Helping to return Joe Lieberman to the Senate

I believe in the Lincolnian ideal that you serve your party best by serving your country first, and I can't think of a better way of serving our nation than by re-electing Lieberman to the U.S. Senate. As a Republican, I don't want the Democratic Party to lose a Scoop Jackson Democrat and become isolationist in the face of Islamic fundamentalism with its message of jihad, hatred, and blood libel against America and Israel.

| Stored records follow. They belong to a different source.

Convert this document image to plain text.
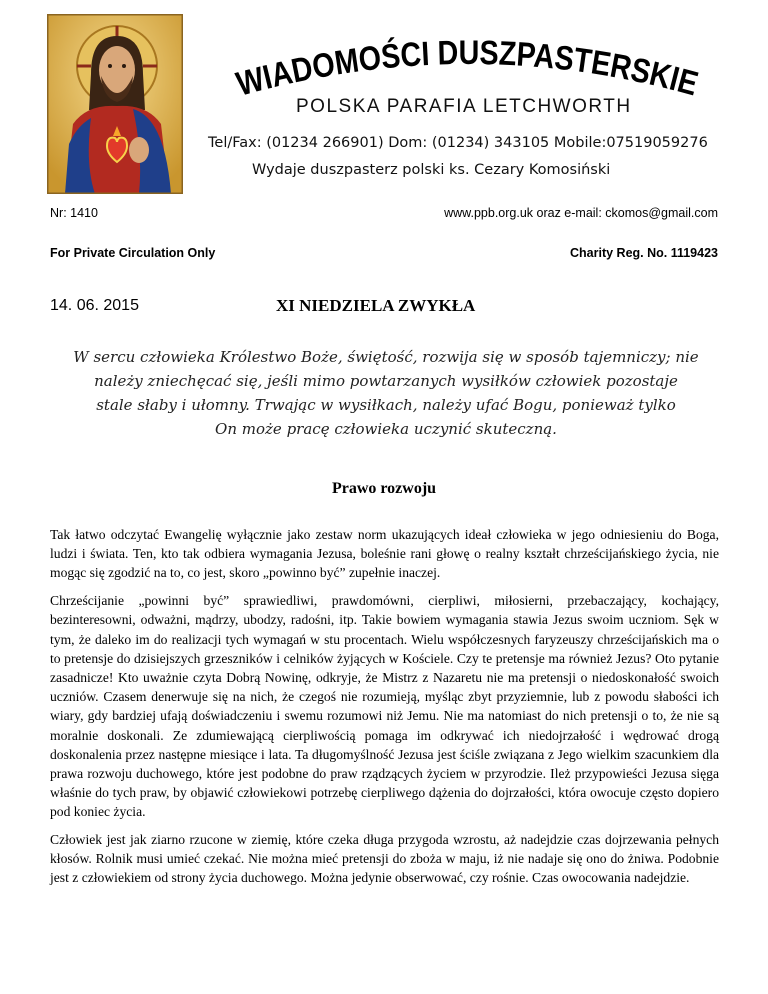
WIADOMOŚCI DUSZPASTERSKIE
POLSKA PARAFIA LETCHWORTH
Tel/Fax: (01234 266901) Dom: (01234) 343105 Mobile:07519059276
Wydaje duszpasterz polski ks. Cezary Komosiński
Nr: 1410	www.ppb.org.uk oraz e-mail: ckomos@gmail.com
For Private Circulation Only	Charity Reg. No. 1119423
14. 06. 2015	XI NIEDZIELA ZWYKŁA
W sercu człowieka Królestwo Boże, świętość, rozwija się w sposób tajemniczy; nie
należy zniechęcać się, jeśli mimo powtarzanych wysiłków człowiek pozostaje
stale słaby i ułomny. Trwając w wysiłkach, należy ufać Bogu, ponieważ tylko
On może pracę człowieka uczynić skuteczną.
Prawo rozwoju

Tak łatwo odczytać Ewangelię wyłącznie jako zestaw norm ukazujących ideał człowieka w jego odniesieniu do Boga, ludzi i świata. Ten, kto tak odbiera wymagania Jezusa, boleśnie rani głowę o realny kształt chrześcijańskiego życia, nie mogąc się zgodzić na to, co jest, skoro „powinno być” zupełnie inaczej.

Chrześcijanie „powinni być” sprawiedliwi, prawdomówni, cierpliwi, miłosierni, przebaczający, kochający, bezinteresowni, odważni, mądrzy, ubodzy, radośni, itp. Takie bowiem wymagania stawia Jezus swoim uczniom. Sęk w tym, że daleko im do realizacji tych wymagań w stu procentach. Wielu współczesnych faryzeuszy chrześcijańskich ma o to pretensje do dzisiejszych grzeszników i celników żyjących w Kościele. Czy te pretensje ma również Jezus? Oto pytanie zasadnicze! Kto uważnie czyta Dobrą Nowinę, odkryje, że Mistrz z Nazaretu nie ma pretensji o niedoskonałość swoich uczniów. Czasem denerwuje się na nich, że czegoś nie rozumieją, myśląc zbyt przyziemnie, lub z powodu słabości ich wiary, gdy bardziej ufają doświadczeniu i swemu rozumowi niż Jemu. Nie ma natomiast do nich pretensji o to, że nie są moralnie doskonali. Ze zdumiewającą cierpliwością pomaga im odkrywać ich niedojrzałość i wędrować drogą doskonalenia przez następne miesiące i lata. Ta długomyślność Jezusa jest ściśle związana z Jego wielkim szacunkiem dla prawa rozwoju duchowego, które jest podobne do praw rządzących życiem w przyrodzie. Ileż przypowieści Jezusa sięga właśnie do tych praw, by objawić człowiekowi potrzebę cierpliwego dążenia do dojrzałości, która owocuje często dopiero pod koniec życia.

Człowiek jest jak ziarno rzucone w ziemię, które czeka długa przygoda wzrostu, aż nadejdzie czas dojrzewania pełnych kłosów. Rolnik musi umieć czekać. Nie można mieć pretensji do zboża w maju, iż nie nadaje się ono do żniwa. Podobnie jest z człowiekiem od strony życia duchowego. Można jedynie obserwować, czy rośnie. Czas owocowania nadejdzie.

Vice President Cheney was right to say that the election of Lamont is a terrible signal to those who mean us harm. He was correct to say that we are at war with al-Qaida and they're watching what we do. For us to walk out of Iraq as we did in Somalia, Lebanon and Vietnam would be a terrible signal to the world that the West won't keep its commitments to the cause of freedom and democracy. It would turn Iraq into the megalomania of President Ahmadinejad of Iran.

To criticize American foreign policy or to criticize this administration is not unpatriotic. I've been critical of the rush to war; Sen. John McCain, R-Ariz., has been a frequent critic of the lack of a strategic vision and too few troops on the ground to defend the borders. But for those who supported this war to dump on a man of integrity and honor with world-class civil rights credentials is hypocrisy of the lowest type and does hurt our nation's foreign policy.

Lieberman does not need me to defend his record, but having worked with him as secretary of Housing and Urban Development in the late 1980s and early '90s on issues of affordable housing, homeownership opportunities for low-income families, enterprise zones for urban and rural America, and access to capital for men and women of color, I believe his re-election to the U.S. Senate is necessary to expanding the war on poverty by including private enterprise.

For all these reasons and more, I look forward to helping re-elect Sen. Joe Lieberman.